The Jews certainly had the idea that worship according to the law could justify them while they ignored what were daily requirements of godliness, which included decent and charitable treatment of their fellow man. Listen to Isaiah addressing this issue in chapter 1:11-17: "'What unto me is the multitude of your sacrifices' saith Jehovah: 'I have had enough of the burnt offerings of rams, and the fat of fed beasts; and I delight not in the blood of bullocks, or of lambs, or of he goats. When you come to appear before me, who hath required this of your hand, to trample my courts? Bring no more vain oblations; incense is an abomination to me; new moon and Sabbath, the calling of assemblies, I can not put up with iniquity and solemn meetings. Your new moons and your appointed feasts my soul hates, they are a trouble unto Me; I am weary of bearing them. And when you spread forth your hands, I will hide my eyes from you; yea you make many prayers, I will not hear you; your hands are full of blood. Wash you, make you clean; put away the evil of your doings before my eyes; cease to do evil; learn to well; seek justice, relieve the oppressed, judge the fatherless, plead for the widows.'"

This indictment dealt with the hypocrisy of the worship the Jews offered to God. God tells them what was needed to make worship acceptable was repentance and a complete rededication of their lives to Him. God was concerned about the nature and the things offered in their worship. In Malachi 1:8 the prophet says this: "'When you offer the blind for sacrifice, it is no evil! And when you offer the lame and sick, it is no evil! Present it to you governor; will he be pleased with you? Or will he accept the person?' saith Jehovah of hosts." God expected the best to be offered in worship because it demonstrated a heart that understood the reverence and homage that was due Him. Offerings of an inferior nature would not be offered to some human dignitary, how dare we offer something inferior to our God and Father that is unworthy of Him. So God expects the very best when one comes to worship Him and the worshiper should offer nothing less than the very best he has.

But God is as equally concerned with the character reflected in the daily lives of those who worship Him. He is a holy God and He expects His people to be holy also. "For it is written, You shall be holy, for I am holy" (I Peter 1:16). There can be no holiness in one's life who does not understand his duty to his fellow human beings. Jesus said the first and great commandment was to love God with all your heart and the second was like it, to love your neighbor as yourself. The taking care of the needs of one who is lacking those things needed to survive on earth, is a basic obligation of one who is a Christian. James did not mean to give an exhaustive description of true religion in James 1:27 when he said, "Pure religion and undefiled before God and the Father is this, to visit the orphans and widows in their affliction, and to keep oneself unspotted from the world." But it sure gives some emphasis to those duties when it is used in such a way in this passage.

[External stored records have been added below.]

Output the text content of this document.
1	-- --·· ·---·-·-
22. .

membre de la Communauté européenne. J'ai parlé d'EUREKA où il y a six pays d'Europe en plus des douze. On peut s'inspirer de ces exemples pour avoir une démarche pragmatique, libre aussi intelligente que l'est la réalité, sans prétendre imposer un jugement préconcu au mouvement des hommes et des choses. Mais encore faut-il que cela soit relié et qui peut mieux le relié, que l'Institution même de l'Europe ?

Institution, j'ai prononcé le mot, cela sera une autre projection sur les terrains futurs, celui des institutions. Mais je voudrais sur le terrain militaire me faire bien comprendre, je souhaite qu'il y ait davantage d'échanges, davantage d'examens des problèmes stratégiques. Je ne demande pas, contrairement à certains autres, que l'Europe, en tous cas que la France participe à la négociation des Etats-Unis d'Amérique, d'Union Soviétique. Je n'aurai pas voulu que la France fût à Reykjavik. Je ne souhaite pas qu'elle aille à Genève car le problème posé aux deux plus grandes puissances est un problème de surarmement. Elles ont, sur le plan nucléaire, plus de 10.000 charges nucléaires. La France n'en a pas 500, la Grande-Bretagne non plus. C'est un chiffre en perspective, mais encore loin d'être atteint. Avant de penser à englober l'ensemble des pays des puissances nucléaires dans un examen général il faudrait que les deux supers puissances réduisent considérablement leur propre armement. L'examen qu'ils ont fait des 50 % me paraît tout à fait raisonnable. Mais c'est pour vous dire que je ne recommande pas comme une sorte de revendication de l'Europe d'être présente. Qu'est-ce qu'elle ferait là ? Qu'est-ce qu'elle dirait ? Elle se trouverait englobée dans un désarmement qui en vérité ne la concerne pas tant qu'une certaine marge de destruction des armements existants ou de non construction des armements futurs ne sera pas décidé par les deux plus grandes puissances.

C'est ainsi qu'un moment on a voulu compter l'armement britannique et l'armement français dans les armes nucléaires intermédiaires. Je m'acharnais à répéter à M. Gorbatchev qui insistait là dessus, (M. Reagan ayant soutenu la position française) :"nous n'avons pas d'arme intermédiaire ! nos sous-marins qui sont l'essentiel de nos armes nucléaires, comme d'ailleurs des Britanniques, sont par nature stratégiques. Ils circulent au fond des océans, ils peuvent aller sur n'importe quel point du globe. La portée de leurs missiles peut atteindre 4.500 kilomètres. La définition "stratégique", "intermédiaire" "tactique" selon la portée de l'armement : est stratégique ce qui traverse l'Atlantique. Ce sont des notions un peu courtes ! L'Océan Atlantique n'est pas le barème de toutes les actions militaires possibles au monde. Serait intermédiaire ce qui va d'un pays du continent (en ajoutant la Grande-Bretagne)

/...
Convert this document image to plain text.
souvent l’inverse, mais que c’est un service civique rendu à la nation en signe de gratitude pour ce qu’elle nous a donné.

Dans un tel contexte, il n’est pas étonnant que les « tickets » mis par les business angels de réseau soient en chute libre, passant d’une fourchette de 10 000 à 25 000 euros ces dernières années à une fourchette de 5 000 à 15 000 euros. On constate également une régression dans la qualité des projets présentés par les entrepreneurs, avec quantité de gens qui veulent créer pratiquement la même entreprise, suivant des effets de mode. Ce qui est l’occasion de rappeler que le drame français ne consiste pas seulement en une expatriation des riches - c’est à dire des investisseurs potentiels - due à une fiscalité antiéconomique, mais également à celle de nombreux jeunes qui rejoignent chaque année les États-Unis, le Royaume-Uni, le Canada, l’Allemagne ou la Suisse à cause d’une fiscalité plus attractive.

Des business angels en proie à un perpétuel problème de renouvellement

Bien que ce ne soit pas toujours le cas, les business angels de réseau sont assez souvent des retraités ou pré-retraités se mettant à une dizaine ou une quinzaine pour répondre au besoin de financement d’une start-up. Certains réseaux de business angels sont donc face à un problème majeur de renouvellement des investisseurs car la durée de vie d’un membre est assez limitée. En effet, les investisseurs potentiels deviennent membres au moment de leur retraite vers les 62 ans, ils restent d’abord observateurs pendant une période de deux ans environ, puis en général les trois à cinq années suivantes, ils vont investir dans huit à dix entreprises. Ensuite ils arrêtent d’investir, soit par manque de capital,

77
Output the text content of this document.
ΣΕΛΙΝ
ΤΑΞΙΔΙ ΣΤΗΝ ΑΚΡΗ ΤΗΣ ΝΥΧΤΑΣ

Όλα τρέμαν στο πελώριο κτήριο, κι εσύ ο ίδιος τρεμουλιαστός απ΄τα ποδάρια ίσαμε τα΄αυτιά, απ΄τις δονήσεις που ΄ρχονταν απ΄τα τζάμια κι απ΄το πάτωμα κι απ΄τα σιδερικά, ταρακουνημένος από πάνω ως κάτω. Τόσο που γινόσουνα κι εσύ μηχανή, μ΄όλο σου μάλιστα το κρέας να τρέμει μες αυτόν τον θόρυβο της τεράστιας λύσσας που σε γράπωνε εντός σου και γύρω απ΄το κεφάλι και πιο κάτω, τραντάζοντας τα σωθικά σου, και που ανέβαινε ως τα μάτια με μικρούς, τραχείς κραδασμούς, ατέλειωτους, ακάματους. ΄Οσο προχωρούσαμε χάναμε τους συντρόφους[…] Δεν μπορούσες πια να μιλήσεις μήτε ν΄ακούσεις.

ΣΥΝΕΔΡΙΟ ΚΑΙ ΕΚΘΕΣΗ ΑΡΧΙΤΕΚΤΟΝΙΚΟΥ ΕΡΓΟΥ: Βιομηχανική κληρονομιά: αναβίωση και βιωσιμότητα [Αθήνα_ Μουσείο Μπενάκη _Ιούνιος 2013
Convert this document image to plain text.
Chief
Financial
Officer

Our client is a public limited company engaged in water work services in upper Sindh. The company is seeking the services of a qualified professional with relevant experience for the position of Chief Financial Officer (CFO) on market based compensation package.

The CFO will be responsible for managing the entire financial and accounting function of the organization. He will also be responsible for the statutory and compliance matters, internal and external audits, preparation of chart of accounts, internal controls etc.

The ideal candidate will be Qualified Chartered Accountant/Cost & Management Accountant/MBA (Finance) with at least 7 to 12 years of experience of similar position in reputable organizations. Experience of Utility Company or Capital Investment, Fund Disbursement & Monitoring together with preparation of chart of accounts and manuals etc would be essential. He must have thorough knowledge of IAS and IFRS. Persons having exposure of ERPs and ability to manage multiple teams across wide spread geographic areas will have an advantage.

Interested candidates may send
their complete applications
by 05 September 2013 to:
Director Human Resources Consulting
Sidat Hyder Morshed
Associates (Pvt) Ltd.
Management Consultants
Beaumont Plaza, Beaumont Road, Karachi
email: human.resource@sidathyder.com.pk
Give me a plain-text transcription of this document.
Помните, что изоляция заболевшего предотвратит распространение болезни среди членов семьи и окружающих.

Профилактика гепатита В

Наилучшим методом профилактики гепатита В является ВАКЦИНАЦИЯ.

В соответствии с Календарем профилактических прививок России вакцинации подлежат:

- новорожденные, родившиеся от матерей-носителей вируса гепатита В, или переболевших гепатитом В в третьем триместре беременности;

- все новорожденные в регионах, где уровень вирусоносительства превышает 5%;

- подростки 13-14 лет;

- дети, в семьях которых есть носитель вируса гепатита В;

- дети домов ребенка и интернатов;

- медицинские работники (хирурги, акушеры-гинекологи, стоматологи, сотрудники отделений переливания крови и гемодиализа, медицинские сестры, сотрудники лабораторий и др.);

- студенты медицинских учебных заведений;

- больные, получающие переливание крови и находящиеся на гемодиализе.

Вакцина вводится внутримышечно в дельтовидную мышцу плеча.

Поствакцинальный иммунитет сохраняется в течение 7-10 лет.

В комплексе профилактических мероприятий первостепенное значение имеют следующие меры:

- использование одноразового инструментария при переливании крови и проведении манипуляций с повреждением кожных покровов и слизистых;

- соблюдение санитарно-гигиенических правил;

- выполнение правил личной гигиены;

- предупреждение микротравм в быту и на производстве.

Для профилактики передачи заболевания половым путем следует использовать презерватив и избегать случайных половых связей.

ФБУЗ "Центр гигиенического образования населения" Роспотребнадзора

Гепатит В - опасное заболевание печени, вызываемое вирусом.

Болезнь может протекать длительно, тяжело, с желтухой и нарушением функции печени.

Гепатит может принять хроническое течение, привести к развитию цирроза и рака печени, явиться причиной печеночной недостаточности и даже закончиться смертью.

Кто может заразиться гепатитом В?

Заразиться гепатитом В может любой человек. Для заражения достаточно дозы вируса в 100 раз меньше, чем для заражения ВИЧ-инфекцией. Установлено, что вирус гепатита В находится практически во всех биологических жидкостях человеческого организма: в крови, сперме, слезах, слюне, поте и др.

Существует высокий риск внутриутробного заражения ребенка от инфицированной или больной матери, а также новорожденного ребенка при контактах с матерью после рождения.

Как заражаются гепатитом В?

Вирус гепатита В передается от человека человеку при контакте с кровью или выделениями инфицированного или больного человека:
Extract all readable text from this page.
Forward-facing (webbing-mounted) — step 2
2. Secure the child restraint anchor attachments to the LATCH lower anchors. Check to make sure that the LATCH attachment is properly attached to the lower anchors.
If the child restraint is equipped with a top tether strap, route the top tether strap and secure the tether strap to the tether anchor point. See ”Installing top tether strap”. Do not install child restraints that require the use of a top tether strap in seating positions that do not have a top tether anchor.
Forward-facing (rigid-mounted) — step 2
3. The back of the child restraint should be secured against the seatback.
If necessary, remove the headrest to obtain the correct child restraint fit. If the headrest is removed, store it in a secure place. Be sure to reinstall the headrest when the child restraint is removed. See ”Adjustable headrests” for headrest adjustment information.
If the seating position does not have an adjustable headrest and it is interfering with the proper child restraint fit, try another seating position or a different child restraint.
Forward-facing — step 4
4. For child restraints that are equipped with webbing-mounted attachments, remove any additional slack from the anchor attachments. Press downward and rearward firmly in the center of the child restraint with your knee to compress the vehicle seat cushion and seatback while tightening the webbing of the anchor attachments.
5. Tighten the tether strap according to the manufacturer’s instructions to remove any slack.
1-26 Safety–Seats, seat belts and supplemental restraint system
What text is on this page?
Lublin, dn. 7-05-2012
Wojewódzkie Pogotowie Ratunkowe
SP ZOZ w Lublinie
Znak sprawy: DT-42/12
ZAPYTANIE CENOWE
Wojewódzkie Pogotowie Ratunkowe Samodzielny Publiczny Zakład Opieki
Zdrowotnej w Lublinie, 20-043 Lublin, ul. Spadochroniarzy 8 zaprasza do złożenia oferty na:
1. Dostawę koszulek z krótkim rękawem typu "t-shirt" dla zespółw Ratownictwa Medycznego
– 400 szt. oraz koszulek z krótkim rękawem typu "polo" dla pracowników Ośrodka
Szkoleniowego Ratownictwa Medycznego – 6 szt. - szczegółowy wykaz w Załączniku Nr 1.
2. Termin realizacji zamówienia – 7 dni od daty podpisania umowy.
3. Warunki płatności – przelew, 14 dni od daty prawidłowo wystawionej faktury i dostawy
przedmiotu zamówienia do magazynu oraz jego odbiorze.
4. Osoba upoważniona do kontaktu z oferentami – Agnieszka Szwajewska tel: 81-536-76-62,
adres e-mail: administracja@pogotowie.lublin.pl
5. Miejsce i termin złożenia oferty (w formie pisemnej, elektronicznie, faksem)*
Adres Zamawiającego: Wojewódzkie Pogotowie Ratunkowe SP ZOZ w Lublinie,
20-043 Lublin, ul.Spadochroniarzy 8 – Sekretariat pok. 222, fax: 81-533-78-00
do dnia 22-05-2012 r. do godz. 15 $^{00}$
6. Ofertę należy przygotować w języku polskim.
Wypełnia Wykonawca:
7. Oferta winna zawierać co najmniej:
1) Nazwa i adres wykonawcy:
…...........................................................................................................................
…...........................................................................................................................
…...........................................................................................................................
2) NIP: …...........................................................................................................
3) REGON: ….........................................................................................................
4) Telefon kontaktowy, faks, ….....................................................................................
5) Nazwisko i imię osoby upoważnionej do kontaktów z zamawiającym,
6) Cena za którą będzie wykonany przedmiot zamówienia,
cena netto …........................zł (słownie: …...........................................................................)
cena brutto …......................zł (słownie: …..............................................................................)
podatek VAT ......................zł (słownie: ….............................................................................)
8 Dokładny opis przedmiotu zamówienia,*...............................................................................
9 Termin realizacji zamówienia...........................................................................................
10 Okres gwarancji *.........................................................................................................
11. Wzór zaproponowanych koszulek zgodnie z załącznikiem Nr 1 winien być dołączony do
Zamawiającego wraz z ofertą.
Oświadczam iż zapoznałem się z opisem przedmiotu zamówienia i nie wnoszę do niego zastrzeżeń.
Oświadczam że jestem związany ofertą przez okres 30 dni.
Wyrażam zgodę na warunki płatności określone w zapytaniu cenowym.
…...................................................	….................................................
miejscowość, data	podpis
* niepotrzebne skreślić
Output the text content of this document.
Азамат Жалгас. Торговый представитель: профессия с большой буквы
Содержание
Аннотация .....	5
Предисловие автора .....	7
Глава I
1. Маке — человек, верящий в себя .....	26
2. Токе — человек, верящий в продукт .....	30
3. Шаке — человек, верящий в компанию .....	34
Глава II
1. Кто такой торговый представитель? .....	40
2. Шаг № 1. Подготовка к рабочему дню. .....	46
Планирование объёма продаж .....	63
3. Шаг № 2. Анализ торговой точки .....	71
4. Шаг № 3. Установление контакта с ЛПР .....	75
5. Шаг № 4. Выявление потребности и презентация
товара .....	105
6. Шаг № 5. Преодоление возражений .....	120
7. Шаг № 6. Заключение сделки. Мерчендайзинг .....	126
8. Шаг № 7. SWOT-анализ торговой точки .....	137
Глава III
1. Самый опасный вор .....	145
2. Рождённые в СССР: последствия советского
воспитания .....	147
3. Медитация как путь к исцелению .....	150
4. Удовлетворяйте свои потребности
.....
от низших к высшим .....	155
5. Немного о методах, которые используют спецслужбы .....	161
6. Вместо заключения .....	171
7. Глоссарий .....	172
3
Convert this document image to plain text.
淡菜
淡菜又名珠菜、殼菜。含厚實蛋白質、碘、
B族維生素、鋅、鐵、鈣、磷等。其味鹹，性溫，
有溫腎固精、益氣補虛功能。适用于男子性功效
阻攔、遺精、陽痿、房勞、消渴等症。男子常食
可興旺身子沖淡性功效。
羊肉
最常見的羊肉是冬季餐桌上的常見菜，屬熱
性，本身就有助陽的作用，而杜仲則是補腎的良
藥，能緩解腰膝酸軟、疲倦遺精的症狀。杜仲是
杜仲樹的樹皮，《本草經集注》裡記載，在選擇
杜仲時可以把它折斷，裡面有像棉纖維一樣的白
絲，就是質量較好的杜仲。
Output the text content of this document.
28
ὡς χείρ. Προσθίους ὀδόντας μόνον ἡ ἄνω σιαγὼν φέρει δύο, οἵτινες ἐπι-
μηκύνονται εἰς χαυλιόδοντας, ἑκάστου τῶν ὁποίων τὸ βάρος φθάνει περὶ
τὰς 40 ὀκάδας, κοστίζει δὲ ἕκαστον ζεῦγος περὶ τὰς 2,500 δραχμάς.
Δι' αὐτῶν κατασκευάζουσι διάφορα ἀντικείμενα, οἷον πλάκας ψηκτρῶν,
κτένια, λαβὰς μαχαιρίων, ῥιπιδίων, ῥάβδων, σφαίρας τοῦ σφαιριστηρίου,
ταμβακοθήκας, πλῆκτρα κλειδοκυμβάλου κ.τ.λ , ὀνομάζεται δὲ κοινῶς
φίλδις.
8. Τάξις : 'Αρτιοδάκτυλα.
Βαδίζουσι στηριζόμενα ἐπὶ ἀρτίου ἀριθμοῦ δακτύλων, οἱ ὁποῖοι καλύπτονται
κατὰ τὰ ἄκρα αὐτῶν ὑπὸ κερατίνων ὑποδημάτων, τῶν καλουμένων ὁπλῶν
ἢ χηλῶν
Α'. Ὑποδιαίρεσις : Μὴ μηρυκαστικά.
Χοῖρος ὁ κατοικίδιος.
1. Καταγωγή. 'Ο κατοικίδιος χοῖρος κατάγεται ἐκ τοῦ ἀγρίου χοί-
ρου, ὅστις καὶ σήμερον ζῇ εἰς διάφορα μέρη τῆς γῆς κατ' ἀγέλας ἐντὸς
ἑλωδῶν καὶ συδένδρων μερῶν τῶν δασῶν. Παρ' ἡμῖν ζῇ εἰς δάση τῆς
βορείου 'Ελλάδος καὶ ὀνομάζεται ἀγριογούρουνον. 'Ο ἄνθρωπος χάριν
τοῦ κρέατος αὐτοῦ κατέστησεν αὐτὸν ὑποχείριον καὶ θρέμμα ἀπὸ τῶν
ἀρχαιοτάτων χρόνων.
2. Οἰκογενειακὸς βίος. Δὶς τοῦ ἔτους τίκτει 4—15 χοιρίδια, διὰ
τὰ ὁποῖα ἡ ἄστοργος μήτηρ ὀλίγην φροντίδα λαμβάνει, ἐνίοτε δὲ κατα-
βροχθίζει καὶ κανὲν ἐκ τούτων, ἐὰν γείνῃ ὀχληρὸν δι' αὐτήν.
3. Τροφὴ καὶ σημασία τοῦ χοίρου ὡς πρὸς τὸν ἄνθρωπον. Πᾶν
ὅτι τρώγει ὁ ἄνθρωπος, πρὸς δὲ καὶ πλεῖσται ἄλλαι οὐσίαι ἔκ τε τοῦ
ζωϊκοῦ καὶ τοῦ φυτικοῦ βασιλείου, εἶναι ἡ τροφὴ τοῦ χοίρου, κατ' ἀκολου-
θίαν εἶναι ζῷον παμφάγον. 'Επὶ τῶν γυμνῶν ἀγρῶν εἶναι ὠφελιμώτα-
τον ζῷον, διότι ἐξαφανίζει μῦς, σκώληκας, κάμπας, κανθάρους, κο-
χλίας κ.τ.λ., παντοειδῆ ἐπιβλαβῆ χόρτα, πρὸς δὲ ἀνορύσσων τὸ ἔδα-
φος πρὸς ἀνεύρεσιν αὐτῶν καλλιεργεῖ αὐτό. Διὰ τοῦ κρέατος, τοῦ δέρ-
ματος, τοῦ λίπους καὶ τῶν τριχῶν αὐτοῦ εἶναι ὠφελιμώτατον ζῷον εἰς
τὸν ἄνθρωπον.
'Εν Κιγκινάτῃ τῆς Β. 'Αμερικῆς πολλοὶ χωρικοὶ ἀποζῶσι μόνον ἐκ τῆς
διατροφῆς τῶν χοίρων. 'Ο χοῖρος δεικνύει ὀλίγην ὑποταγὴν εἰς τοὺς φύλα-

Christianity is a total way of life that affects every part of the believer's existence every day. It demands worship of our Creator that comes from the heart and is ordered by what He has demanded in His word. It also demands something beyond those formal hours of praise, thanksgiving and adoration we engage in on Sunday. It demands a life that seeks every day to be a star in a dark world. It demands that we seek and help those who are in spiritual and physical need as well. It is what our Lord did while He was here. Can we do less and please God?